What about the dollars? The Capture Station starts at about $15,000, while AMMS Express model starts at $35,000. This doesn’t include installation services, which cost $1,500 for the Capture Station and $5,000 for AMMS. Unless you’re supremely confident in your technical networking capabilities, I recommend that you get the service. For the record, a Polycom tech did come and install the system in my office, with about 8 hours of on-site training and plenty of phone support thereafter.
With that behind us, first I’ll tell you about the Capture Station; then I’ll review AMMS.
Accordent Capture Station
The Accordent Capture Station captures audio, video, and VGA screen input and converts it into a polished, synchronized presentation that can be viewed live during the event and later on demand. The Capture Station is available as a turnkey system, which is how I tested it, but you can also buy the software and build your own.

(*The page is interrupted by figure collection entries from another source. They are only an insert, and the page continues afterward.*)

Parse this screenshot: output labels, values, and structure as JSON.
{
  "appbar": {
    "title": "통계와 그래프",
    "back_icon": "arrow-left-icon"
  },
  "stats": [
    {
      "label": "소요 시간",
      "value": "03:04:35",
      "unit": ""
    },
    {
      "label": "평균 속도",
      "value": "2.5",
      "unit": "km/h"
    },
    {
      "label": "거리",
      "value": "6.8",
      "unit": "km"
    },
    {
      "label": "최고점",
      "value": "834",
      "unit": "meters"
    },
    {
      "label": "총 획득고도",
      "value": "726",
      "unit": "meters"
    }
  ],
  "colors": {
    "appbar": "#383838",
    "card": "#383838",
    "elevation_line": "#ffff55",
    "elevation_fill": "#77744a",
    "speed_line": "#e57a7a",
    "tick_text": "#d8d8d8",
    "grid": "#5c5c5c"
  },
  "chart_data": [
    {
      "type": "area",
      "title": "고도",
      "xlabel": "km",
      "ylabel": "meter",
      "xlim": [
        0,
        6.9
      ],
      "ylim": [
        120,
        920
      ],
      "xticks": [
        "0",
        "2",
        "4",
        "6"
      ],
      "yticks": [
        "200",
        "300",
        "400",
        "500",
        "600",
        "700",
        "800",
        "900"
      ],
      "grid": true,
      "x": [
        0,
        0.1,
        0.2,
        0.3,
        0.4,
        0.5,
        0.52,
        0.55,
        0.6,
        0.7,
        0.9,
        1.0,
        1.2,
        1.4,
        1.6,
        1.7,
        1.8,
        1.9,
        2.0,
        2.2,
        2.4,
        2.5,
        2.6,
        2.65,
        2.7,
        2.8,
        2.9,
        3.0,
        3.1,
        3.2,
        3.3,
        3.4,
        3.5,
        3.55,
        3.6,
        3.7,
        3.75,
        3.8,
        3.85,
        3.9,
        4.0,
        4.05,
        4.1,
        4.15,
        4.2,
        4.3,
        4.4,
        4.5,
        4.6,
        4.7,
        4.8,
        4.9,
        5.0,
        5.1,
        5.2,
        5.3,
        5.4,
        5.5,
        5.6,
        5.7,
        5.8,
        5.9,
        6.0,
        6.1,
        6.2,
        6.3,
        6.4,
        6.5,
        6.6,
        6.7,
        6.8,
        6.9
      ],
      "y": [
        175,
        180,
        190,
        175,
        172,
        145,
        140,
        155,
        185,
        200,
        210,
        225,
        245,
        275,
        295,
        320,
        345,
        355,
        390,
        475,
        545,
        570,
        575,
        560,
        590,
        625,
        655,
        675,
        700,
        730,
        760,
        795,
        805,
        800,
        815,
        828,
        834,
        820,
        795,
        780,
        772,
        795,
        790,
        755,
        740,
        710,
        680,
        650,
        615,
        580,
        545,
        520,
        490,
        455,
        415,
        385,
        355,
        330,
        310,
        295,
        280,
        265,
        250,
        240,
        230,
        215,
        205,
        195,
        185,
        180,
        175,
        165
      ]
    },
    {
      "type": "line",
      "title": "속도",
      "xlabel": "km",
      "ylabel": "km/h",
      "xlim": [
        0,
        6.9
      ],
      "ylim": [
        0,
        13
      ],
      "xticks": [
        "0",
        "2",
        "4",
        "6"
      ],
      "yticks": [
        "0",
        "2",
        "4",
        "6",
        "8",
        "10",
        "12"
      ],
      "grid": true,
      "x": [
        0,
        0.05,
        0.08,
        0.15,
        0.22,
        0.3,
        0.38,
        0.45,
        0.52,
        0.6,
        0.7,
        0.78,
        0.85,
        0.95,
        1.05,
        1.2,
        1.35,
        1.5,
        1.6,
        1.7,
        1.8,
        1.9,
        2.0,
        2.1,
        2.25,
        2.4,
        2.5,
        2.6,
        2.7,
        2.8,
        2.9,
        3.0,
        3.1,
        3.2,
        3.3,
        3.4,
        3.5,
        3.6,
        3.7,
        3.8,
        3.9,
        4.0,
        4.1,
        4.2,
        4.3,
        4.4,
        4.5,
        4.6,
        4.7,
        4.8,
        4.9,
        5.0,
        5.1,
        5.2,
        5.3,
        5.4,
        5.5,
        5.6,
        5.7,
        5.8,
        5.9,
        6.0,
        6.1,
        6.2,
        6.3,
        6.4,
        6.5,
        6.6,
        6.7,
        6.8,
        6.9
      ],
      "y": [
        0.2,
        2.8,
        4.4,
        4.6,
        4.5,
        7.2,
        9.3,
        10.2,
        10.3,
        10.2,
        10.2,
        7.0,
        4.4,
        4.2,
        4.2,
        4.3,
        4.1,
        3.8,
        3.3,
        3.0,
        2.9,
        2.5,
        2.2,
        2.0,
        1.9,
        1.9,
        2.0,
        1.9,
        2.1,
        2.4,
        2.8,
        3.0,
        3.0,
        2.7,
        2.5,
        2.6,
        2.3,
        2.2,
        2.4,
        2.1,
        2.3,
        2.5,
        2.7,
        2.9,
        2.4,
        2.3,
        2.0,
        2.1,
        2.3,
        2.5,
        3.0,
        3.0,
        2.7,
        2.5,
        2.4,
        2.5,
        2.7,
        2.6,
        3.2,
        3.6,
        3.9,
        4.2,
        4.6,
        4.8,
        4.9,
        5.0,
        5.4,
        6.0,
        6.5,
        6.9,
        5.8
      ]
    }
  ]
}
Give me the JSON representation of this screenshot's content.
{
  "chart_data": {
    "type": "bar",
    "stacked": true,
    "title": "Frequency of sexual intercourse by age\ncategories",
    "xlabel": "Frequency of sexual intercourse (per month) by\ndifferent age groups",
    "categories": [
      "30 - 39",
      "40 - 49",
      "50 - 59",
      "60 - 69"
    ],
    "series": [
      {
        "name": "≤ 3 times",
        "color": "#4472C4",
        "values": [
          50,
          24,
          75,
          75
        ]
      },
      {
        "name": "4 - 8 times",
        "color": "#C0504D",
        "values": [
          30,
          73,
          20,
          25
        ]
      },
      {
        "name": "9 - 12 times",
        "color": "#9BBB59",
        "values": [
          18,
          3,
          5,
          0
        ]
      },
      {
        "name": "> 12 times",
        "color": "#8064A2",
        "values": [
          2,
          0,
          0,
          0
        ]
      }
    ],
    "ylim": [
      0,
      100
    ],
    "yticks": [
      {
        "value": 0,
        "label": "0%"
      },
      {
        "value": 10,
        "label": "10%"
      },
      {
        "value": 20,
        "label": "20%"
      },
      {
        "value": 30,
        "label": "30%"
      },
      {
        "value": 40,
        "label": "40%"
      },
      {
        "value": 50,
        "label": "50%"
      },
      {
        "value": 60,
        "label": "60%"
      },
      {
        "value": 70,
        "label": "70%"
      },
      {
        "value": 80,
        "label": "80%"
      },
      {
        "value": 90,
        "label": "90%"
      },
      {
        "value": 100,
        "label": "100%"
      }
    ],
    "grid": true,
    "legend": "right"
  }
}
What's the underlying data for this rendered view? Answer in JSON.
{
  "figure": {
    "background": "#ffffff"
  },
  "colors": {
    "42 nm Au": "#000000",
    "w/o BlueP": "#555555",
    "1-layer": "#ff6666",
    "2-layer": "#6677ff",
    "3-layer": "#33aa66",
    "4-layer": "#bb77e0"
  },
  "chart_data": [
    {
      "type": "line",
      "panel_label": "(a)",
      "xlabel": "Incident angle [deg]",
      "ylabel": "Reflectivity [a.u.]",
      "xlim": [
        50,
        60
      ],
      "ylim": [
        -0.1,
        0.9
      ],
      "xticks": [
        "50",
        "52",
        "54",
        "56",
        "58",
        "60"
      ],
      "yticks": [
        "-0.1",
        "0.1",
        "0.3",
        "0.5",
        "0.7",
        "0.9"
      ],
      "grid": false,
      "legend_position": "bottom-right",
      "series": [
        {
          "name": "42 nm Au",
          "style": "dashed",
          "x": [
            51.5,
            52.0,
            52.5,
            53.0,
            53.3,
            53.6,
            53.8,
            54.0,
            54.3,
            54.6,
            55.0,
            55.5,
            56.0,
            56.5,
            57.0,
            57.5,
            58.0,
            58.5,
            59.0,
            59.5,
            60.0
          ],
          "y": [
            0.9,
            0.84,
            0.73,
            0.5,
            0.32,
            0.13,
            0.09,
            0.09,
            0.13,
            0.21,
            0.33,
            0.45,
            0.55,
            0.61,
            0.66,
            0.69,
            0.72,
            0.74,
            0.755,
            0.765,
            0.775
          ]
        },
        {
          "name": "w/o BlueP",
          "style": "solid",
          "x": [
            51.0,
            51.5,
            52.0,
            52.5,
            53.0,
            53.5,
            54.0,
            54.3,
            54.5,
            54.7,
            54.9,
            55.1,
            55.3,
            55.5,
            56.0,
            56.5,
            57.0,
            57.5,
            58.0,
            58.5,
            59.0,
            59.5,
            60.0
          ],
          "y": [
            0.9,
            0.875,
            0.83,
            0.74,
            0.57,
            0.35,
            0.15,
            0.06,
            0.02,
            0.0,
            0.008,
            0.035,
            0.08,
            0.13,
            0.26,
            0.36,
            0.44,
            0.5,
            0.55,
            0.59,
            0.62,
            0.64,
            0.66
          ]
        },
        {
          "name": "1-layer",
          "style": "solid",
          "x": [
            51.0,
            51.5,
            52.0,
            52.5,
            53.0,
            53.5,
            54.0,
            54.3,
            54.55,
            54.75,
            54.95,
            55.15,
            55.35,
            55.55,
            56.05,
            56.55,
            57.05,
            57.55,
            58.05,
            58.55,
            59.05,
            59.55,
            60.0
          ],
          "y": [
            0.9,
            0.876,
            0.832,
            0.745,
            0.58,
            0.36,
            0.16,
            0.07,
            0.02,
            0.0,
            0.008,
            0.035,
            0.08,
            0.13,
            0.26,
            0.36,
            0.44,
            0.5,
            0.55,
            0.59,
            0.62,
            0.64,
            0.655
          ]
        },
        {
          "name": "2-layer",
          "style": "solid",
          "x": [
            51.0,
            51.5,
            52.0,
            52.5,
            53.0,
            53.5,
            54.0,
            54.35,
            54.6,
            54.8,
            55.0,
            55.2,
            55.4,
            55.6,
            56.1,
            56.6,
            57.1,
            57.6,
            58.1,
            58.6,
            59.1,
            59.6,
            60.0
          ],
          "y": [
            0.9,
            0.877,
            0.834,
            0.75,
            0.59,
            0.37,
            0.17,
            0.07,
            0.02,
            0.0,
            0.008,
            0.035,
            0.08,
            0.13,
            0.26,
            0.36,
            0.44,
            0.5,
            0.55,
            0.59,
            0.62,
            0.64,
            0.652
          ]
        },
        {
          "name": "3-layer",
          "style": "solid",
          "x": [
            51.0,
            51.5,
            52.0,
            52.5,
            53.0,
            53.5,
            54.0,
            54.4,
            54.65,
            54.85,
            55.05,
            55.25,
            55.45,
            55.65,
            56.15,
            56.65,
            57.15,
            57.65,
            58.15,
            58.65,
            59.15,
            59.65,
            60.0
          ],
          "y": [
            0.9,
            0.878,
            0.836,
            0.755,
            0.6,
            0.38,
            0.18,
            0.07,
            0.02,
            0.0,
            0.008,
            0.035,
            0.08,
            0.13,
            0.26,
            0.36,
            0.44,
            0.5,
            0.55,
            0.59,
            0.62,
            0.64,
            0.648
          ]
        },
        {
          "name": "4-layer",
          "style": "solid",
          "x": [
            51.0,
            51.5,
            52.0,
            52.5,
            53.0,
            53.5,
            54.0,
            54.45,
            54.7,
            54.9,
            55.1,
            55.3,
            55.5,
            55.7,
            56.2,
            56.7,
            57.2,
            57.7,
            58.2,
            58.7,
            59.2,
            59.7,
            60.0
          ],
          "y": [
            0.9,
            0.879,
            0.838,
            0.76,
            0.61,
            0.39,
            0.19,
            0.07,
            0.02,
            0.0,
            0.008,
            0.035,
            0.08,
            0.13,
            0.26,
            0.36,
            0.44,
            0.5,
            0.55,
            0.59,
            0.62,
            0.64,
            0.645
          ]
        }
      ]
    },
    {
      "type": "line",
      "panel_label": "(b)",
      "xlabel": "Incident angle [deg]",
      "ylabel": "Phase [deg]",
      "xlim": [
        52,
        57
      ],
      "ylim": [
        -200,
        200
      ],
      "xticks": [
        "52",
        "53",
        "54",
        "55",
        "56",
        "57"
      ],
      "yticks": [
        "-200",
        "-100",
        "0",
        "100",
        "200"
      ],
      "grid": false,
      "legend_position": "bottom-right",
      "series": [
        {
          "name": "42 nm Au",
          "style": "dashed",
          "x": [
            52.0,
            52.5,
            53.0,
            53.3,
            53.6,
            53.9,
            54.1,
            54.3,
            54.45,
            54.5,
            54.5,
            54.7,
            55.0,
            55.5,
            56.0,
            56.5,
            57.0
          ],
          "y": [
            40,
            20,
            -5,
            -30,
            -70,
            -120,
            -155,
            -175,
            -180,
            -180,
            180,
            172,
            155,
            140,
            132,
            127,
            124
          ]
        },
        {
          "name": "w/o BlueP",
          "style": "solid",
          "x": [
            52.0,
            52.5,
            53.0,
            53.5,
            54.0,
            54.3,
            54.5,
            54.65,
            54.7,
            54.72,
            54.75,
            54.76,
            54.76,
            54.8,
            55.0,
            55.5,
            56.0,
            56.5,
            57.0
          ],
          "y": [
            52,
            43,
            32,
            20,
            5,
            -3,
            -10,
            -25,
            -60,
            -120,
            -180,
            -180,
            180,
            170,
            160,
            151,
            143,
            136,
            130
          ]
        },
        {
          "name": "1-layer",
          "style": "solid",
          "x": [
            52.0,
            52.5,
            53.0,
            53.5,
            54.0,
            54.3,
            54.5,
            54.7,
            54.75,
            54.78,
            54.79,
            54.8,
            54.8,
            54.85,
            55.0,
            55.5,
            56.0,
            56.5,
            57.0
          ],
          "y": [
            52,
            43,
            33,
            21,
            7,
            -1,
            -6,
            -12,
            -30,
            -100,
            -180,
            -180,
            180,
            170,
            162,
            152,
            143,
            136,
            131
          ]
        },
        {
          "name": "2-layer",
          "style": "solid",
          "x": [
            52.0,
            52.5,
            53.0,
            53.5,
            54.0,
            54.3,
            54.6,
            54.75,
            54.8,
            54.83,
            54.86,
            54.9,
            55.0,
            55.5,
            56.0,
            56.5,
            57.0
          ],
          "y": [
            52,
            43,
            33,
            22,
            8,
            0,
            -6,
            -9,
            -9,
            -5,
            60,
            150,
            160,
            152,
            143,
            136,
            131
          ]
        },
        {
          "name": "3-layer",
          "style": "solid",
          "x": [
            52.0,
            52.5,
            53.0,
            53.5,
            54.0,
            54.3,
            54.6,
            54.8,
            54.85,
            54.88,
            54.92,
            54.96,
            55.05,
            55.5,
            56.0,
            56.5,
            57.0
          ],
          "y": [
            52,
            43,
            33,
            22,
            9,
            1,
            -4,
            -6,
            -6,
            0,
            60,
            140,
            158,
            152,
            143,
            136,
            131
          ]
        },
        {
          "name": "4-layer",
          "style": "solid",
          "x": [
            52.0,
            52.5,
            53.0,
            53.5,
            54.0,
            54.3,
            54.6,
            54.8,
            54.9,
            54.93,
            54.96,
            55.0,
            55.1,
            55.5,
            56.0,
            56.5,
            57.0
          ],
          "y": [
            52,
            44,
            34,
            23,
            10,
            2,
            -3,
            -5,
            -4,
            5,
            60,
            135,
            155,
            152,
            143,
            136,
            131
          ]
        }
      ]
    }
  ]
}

The system contains two capture cards: a Datapath VisionRGB-E1 for capturing screen- based input from the presenter’s laptop and the ViewCast Osprey-2x0 AVStream card that captures audio and video from your video source. Operationally, you plug the VGA port from the presenter’s notebook into the Datapath card. You’ll need a splitter of some kind to also feed the VGA signal to your on-site projector.
The Osprey in the system I tested captured SD video via a composite or S-Video connector, with either balanced audio captured via XLR or unbalanced audio via RCA cables. HD capture options are available, but they’re probably not necessary given that most videos will be shown alongside a PowerPoint slide in a discrete presentation window.
Once you configure your first presentation, you can produce subsequent presentations in just a few moments by completing the fields shown in Figure 1. Then, you can either click Start to start the presentation or Pre-Publish to publish a launch page and create a link to the webcast that viewers can use to watch the presentation when it goes live.
To explain, if I were hosting the presentation shown in Figure 1, I would prepublish the event a couple of weeks beforehand by completing the fields and clicking Pre-Publish. The system would then create a URL for the event that I could distribute to potential viewers. When the time came, I would click Pre-Publish List, select my presentation, and then go live. Once the live presentation was over, the system would convert it to an on-demand presentation accessed at the same URL.
If you don’t own the AMMS, you have to send the URL to all potential viewers and otherwise control access to the webcast. With AMMS, all users who have been granted access will see a link to the presentation in the Upcoming Events section of their portal.
With AMMS, you can also schedule events, so the Capture Station goes live and starts recording at the start of the scheduled broadcast. This is similar to prepublishing, but with AMMS, the broadcast starts without user intervention. To make that broadcast go live with just the Capture Station, you have to manually access the Pre-Publish List and manually start the presentation. It’s not hard, but AMMS lets you automatically start recording with no user interaction at all.
In fact, if you have AMMS, you won’t see Figure 1 at all; you’ll schedule your events using a similar screen within the AMMS scheduling interface. You still have to set up the encoding options and configure the user interface in the Capture Station, however, so let’s see how that’s done.
Basic Configuration Options
Most streams captured by the Accordent Capture Station are Windows Media or RealVideo streams, though most users will default to the former. There’s also a Flash version available, but Windows Media is more widely used, so I tested that version.